The leaves starting to fall and the weather taking a turn is a sure sign that things are slowing down in Waterton Lakes National Park.

Although the number of people visiting the park dwindles during the off-season, many businesses are still reaping the benefits of a busy summer in the tiny Alberta mountain town.

Carol Robbins, owner of Welch’s Chocolate Shop, says the early arrival of southern traffic made some positive impacts.

“This summer has been spectacular,” said Robbins. “We’ve now got Chief Mountain Border Crossing open, which is a main vein from Montana Glacier, which is the other side of the International Peace Park. I would think we probably had 80 to 90 per cent of our visitors have been our American visitors, it’s just been spectacular.”

According to Parks Canada, from June to August, Waterton saw 25,000 more visitors compared to last year, and indicated the average number of guests over the past three months is the highest it’s seen since 2017.

That increase in visitation also helped play a role in bookings for Shameer Suleman, the owner of Bayshore Inn Resort & Spa.

“In years past, we had to keep our rates low to keep business flowing in, yet our cost of doing business kept increasing.
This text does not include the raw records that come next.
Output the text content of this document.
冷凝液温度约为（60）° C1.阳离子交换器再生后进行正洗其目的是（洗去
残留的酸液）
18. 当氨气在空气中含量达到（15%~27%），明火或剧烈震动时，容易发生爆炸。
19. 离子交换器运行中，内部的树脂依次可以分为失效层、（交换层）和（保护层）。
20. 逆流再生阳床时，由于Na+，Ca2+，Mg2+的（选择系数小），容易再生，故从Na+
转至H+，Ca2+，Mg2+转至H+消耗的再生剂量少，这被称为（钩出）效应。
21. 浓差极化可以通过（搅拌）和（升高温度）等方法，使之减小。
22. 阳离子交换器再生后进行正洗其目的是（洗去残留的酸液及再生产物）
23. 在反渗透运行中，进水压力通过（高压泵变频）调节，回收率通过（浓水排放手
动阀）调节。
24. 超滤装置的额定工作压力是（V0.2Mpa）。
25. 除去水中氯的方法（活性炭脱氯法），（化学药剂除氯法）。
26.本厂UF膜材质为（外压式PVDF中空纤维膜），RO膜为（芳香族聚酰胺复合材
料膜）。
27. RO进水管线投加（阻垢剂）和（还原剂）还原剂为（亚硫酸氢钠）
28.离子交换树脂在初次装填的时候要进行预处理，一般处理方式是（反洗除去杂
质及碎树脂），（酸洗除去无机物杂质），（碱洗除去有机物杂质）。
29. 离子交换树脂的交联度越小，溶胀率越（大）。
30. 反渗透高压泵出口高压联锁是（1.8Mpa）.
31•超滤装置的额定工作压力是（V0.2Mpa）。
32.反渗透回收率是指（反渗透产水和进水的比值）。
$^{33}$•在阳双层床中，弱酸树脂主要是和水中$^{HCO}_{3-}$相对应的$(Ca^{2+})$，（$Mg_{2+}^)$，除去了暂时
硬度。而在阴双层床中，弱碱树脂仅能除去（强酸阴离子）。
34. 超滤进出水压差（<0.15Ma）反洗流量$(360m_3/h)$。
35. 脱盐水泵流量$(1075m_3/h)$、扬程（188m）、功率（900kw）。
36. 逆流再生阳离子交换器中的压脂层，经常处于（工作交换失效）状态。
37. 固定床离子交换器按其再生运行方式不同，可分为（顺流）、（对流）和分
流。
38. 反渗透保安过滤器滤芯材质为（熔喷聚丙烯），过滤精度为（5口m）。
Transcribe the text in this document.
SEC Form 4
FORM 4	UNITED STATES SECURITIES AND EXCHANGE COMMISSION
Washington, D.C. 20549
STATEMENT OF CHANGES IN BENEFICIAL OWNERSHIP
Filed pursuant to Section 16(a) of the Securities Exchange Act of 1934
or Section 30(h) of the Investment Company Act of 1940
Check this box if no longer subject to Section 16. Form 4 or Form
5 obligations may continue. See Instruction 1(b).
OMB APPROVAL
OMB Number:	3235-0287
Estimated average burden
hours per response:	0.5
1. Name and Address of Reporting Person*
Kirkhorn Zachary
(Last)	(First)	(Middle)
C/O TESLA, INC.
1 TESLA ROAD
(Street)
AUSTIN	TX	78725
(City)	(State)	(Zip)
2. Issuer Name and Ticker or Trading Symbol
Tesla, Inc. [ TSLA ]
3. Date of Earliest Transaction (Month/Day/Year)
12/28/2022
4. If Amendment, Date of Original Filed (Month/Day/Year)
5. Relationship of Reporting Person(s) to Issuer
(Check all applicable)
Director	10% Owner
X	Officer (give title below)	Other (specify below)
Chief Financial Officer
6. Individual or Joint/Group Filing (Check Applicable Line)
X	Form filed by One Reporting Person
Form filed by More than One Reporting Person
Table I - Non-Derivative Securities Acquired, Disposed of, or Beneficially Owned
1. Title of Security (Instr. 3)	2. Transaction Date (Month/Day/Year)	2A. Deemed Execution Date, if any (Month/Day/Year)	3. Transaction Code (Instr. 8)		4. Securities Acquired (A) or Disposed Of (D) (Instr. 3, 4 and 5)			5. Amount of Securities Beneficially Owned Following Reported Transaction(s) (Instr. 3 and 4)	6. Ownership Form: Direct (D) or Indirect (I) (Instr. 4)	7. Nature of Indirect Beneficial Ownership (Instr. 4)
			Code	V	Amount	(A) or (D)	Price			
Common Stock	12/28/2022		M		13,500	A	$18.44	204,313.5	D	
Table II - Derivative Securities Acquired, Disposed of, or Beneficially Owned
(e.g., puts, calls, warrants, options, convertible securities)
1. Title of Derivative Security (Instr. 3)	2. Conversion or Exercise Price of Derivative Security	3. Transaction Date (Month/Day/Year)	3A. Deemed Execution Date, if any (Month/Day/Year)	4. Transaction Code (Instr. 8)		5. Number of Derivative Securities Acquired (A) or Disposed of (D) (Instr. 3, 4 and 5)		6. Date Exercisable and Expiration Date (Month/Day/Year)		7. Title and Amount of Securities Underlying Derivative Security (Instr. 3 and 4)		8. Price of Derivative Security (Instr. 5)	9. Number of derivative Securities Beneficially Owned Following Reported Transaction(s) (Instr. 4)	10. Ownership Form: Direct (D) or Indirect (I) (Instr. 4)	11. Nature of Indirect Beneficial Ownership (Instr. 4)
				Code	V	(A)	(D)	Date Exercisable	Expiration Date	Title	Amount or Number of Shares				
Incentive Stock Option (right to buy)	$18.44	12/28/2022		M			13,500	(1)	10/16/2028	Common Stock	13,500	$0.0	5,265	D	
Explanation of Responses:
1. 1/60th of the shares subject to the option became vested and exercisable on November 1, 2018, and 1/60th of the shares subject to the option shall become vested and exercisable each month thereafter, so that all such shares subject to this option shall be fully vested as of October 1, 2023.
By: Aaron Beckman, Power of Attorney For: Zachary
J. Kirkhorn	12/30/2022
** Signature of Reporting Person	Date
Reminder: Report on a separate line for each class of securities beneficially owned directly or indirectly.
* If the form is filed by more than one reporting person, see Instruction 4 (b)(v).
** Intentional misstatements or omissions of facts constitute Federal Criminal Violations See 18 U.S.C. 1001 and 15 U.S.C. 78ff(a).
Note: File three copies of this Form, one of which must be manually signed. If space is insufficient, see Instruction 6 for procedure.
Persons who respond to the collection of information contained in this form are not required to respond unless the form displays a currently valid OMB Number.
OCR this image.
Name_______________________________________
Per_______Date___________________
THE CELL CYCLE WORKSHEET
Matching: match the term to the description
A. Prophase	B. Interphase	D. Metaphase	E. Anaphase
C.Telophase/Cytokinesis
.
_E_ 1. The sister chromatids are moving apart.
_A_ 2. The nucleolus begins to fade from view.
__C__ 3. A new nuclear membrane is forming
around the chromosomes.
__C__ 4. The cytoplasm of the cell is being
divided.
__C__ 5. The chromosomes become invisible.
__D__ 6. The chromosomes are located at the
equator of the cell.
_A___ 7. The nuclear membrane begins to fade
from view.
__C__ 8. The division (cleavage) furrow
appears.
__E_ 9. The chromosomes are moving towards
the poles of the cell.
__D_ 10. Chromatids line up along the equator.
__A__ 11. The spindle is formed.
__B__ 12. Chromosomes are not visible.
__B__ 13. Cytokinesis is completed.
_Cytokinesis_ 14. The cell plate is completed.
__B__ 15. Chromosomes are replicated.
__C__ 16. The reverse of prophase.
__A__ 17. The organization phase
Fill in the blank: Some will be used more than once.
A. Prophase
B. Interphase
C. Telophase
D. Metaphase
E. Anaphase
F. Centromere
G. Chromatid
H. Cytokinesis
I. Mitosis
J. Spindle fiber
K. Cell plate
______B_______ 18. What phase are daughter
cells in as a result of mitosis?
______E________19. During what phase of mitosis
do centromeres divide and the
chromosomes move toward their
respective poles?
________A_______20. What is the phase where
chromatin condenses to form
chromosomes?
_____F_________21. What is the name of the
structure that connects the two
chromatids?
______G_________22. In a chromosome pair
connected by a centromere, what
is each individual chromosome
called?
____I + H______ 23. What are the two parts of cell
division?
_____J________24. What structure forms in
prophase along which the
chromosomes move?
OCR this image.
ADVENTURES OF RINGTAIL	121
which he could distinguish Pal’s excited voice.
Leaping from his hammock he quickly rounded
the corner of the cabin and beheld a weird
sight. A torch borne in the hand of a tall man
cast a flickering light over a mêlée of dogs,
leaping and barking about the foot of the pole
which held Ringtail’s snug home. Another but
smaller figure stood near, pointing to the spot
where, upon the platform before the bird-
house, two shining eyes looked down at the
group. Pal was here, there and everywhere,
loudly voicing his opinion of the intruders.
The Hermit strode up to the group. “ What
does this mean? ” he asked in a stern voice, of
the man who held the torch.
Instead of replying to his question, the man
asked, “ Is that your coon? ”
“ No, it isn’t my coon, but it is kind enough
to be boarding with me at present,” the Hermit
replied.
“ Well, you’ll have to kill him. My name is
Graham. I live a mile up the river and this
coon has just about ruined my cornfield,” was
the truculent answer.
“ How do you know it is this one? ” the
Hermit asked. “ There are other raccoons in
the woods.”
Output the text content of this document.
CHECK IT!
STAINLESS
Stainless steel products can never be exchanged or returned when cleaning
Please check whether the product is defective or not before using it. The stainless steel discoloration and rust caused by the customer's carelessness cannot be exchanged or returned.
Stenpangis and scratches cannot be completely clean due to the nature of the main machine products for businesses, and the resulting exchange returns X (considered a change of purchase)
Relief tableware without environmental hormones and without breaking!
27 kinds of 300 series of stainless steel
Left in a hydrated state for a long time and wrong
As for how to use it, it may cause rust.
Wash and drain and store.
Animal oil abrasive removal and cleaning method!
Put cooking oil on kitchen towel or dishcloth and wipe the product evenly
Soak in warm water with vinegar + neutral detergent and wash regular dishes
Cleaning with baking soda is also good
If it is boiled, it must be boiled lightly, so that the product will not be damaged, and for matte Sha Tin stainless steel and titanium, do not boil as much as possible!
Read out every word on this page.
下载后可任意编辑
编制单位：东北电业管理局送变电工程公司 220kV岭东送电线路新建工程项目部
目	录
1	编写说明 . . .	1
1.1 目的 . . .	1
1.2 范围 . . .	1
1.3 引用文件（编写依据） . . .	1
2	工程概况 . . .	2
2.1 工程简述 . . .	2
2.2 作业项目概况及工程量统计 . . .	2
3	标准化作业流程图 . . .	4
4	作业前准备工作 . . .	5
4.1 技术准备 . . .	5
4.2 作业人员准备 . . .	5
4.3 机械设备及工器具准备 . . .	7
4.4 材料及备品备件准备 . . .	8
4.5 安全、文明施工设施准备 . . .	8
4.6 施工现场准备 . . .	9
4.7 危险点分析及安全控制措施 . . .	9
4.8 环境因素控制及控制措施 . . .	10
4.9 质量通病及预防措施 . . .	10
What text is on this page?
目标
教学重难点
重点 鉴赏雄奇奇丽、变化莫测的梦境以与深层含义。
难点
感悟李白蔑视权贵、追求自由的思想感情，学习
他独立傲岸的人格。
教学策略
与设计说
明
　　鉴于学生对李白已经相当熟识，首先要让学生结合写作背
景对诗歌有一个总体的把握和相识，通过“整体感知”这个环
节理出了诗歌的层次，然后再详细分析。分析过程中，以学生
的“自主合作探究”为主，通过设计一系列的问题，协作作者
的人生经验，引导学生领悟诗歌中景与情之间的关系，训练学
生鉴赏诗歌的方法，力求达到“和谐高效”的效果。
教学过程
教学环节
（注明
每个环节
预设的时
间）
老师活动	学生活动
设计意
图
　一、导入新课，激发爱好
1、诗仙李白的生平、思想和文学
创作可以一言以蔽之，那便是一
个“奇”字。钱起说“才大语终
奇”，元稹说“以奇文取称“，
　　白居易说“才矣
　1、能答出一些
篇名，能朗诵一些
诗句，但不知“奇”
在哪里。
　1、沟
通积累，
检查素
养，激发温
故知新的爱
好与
Well, this year was the first year I feel like we were able to stabilize,” explained Suleman. “So, we were able to raise our rates to the level of which our cost of business has gone up, which stabilized us.”

In the coming weeks, many businesses will be closing their doors for winter but visitor experience manager for Waterton Lakes National Park, Christy Gustavison, wants to assure people that’s not the case for the entire area.

“There is a misconception that Waterton closes but the park gates are open and we’re here to welcome you 365, year-round.”

Gustavison went on to share that during the colder months, there are still many activities to check out like winter hiking and snow sports.